Mental & Behavioral Health
Axis serves the mental and behavioral health needs of the community in a culturally appropriate manner. Providers are ARMHS certified (Adult rehabilitative mental health services) with the goal of assisting patients to develop and enhance psychiatric stability, social competencies, personal and emotional adjustment, and independent living and community skills. Providers instruct, assist, and support in medication education and monitoring, basic social and living skills in mental illness symptom management, household management, employment-related challenges, and transitioning to community living. In cases of patients who require more accommodation because of confusion, fear, and other forms of immobility, ARMHS certified providers are trained to provide services in the home of the recipient, relative, or significant other.
For the Somali and East African population that comprises the majority of the Axis Clinic’s patient base, mental health care is largely unavailable because of a lack of providers who have the necessary cultural understanding and language skills to work well with this population. In order to best respond to the needs of Somali clients, it is important to understand their unique experiences and circumstances. This is even more critical in mental health therapy than in primary health care. This is where Axis excels.
There are four principal causes of degraded behavioral/mental health among this population:
Acculturation and PTSD
Somali immigrants and refugees in the Twin Cities face enormous cultural and language differences, must sometimes contend with racism and a sense of societal rejection, often lack literacy skills, and suffer economic deprivation. Clinical studies show that rates of Post-Traumatic Stress Disorder (PTSD) among immigrant and refugee populations range from 39 percent and 100 percent (compared with 1 percent in the general population) while rates of depression range between 47 and 72 percent. The impact of war trauma, social isolation and change in social status make acculturation difficult. These have a significant impact on psychosocial adjustment.
Trauma of War and Displacement
Immigrants and refugees often have experienced stressful events that contribute to mental illness or adjustment problems, including the loss of homeland and loved ones. Immigrants, and especially refugees, have likely suffered malnutrition or famine, violence, political persecution and torture. Often trauma goes untreated. Past trauma and current adjustment challenges increase the risk of developing behavioral and mental health problems. The recent U.S. Surgeon General’s report Mental Health: Culture, Race, Ethnicity highlights the disproportionate burden of mental illness that racial and ethnic minorities face.
Stigmatism and Social Isolation
Many Somalis with mental illness are stigmatized and socially isolated. The pain of this isolation is felt intensely because Somali culture is traditionally communal and family oriented.
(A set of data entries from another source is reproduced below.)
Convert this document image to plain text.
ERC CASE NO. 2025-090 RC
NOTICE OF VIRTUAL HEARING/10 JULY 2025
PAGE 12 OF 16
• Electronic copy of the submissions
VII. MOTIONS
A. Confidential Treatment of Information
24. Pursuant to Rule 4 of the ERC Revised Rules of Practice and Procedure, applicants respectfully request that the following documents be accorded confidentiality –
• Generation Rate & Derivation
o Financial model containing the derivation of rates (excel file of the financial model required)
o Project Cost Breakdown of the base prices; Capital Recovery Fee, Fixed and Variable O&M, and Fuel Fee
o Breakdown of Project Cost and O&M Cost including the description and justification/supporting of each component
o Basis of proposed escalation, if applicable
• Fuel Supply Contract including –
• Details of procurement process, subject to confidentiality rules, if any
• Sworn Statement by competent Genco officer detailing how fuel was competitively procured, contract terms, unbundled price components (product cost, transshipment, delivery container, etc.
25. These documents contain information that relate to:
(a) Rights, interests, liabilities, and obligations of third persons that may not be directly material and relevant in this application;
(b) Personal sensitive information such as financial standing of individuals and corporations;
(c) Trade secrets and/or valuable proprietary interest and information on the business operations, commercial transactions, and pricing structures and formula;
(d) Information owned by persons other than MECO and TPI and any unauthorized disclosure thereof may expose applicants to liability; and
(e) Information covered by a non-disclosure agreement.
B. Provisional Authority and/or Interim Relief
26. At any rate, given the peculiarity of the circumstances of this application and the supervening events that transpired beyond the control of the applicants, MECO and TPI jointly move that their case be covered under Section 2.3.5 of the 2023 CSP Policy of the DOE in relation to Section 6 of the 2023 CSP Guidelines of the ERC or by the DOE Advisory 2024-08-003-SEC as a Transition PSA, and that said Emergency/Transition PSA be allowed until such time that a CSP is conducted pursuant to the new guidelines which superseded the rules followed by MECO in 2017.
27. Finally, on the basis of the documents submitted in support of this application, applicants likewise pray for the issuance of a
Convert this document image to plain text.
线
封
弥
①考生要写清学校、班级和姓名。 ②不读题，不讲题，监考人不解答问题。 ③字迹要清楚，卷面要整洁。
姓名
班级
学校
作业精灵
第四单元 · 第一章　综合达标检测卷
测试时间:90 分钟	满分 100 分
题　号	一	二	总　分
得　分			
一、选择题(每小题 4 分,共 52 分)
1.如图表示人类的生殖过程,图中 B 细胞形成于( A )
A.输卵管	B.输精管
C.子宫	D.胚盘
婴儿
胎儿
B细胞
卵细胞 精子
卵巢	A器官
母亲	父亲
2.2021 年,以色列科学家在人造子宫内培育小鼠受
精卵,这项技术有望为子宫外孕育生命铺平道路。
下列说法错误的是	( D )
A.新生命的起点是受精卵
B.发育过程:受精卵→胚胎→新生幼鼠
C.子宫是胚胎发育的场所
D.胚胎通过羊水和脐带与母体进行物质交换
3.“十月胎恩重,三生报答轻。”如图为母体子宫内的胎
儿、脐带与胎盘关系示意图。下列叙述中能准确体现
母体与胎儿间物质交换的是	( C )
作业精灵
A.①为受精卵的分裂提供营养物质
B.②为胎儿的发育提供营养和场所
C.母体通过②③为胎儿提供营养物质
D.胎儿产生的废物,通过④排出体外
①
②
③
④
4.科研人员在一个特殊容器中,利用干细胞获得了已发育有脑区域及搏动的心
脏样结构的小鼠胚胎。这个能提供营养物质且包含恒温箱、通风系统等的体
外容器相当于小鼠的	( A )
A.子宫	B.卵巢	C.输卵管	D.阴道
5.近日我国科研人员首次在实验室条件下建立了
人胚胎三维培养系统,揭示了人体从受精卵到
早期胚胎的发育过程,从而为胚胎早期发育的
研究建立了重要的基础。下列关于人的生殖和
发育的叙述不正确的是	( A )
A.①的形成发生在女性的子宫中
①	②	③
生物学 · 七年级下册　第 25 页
While a person with mental illness may be ostracized from the community, their fear of stigma may be even more powerful, and prevent them from seeking intervention. Social isolation is not only disorienting, but it makes the process of healing difficult. Unaddressed isolation from community can contribute to the development of depression.
Loss of Social Place and Status
Family situations where the children speak English better than their parents and are more acculturated can result in the degradation of parental standing and authority. In Somali families, the children often take care of necessities such as paying the rent or speaking with the landlord. This is particularly disorienting in a culture where adults are not accustomed to learning from children. Furthermore, immigrants may suffer a loss of their accustomed honor and/or standing once separated from their tribal communities. Skillsets needed to thrive in Minnesota may be different and confusing to new immigrants, exacerbating a sense of worthlessness and loss of honor.
The medical need in the AXIS area is by no means limited to the East African immigrant community. The sizeable homeless population brings needs for mental and behavioral health care and a relatively high rate of injury. The percentage of homeless people who have suffered some form of brain trauma is now believed to be extremely high, and appropriate health care requires understanding and expertise in this area. Other demographics of pressing needs in the area include recent Hispanic and Karen immigrants. These groups face the same linguistic barriers that have confronted the East African populations.
With the goal of expanding services, Axis initiated a relationship with Dignity Center, four blocks from the Axis main clinic, which assists homeless people achieve and maintain stability. More recently, Axis has begun a collaboration with Mary’s Place, an organization that offers a shelter and transitional housing to up to 600 people at a time. Mary’s Place encourages participants to establish a relationship with a primary health and mental and behavioral health professionals at Axis with a view toward overcoming the principle obstacles to the transition into successful independent living.
Axis providers serve your mental and behavioral health needs in a culturally appropriate manner.